The second reason is also largely unconscious reason, because it resides in the economic assumption that most of us have grown up believing at face value. This reason is the belief that people are only concerned with what is in their own best interest. However, there is much evidence to show that when the process is perceived as fair, most people will accept outcomes that are not solely in their favor. Evidence supports that people realize that compromises and sacrifices are necessary to create and sustain a fair process. Additionally, people also accept the need for short-term personal sacrifices in order to advance the long-term interests of the system (Mehlman, 2003; Kim and Mauborgne, 1997).
Conclusion
First, it is important to realize that the lack of a fair process in the current medical malpractice system has created a great divide among many U.S. citizens. Moreover, it is more important that leaders, who view fair process as a bother, inconvenience or as a limit on their freedom to operate any form of system, immediately understand that it is the violation of fair process that will wreak the most serious damage on the system's performance. As described earlier, retribution can be very expensive.

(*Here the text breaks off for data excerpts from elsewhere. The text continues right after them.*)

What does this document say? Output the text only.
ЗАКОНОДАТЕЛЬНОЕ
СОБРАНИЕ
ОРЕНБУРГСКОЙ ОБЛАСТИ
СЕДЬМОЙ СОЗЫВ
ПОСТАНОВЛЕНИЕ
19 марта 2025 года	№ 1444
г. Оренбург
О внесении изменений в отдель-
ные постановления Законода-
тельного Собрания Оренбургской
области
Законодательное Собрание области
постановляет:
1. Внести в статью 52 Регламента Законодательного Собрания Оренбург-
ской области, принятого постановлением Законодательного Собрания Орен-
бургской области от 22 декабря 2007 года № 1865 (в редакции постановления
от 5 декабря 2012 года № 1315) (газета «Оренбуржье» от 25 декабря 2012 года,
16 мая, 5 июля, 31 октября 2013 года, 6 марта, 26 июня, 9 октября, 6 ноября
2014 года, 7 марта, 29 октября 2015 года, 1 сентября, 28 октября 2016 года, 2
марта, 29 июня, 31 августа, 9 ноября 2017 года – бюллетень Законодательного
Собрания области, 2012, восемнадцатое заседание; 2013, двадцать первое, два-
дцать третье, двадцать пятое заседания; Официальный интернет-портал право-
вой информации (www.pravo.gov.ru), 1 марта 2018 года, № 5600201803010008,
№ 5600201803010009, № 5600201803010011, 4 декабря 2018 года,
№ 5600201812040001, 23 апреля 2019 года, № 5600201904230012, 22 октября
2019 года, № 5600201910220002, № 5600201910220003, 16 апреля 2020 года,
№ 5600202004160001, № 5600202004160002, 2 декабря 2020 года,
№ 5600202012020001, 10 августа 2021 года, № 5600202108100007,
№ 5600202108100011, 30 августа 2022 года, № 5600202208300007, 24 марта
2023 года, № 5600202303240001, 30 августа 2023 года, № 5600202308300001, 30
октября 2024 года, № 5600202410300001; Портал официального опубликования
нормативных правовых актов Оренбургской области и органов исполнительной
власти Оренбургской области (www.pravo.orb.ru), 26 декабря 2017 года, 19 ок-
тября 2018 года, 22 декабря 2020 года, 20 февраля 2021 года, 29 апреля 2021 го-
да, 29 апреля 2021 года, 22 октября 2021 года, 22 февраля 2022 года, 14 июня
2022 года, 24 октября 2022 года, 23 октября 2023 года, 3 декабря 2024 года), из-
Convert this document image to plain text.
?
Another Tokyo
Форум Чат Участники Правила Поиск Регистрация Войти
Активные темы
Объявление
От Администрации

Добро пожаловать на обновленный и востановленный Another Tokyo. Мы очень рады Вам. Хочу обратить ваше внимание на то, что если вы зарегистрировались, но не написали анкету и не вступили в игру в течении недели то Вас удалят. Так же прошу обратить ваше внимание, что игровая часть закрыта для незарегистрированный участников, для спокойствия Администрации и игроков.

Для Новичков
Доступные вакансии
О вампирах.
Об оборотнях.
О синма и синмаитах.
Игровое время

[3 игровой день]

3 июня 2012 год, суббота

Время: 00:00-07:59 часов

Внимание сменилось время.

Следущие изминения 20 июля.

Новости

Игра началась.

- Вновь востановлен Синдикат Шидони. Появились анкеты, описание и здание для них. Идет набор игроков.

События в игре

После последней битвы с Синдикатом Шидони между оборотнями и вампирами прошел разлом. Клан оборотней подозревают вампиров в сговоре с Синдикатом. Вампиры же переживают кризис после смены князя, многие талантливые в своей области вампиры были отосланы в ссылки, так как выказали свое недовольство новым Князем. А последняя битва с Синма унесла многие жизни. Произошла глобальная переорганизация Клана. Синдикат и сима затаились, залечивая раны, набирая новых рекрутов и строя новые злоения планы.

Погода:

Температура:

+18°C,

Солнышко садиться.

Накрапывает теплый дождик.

Fair process or procedural justice is critical to the process of changing the current malpractice system as well a sustaining the system far into the future. As Burns states end values lie at the heart of transforming leadership, which seeks in part to create important fundamental changes in society, such as the enhancement and expansion of justice. The fairness of the political process cannot be assumed because some key players or critical stakeholders have greater influence than others (Ciulla, 1998; Mehlman, 2003).
Finally, leaders in the medical malpractice system must understand that there are inherent tensions between fair compensation and fewer medical errors, on one hand; and patient access to health care, an economically viable health care sector, and a sustainable malpractice insurance financing system on the other. At some point, even severely injured patients would lose more by being denied access to health care than by not being fairly compensated. Legislators, judges and the public must engage and work together to assign values to fairness trade-offs noted above and to further weigh them against each other in order to make the best policy decision (Mehlman, 2003).
In conclusion, the question of fair process or procedural justice extends into an emotional dimension of the human psychology under explored in conventional leadership studies. However, every system can establish, enhance or even restore its effectiveness by building trust through fair process. If we do not succeed, the holy war may destroy all vestiges of fairness (Kim and Mauborgne, 1997).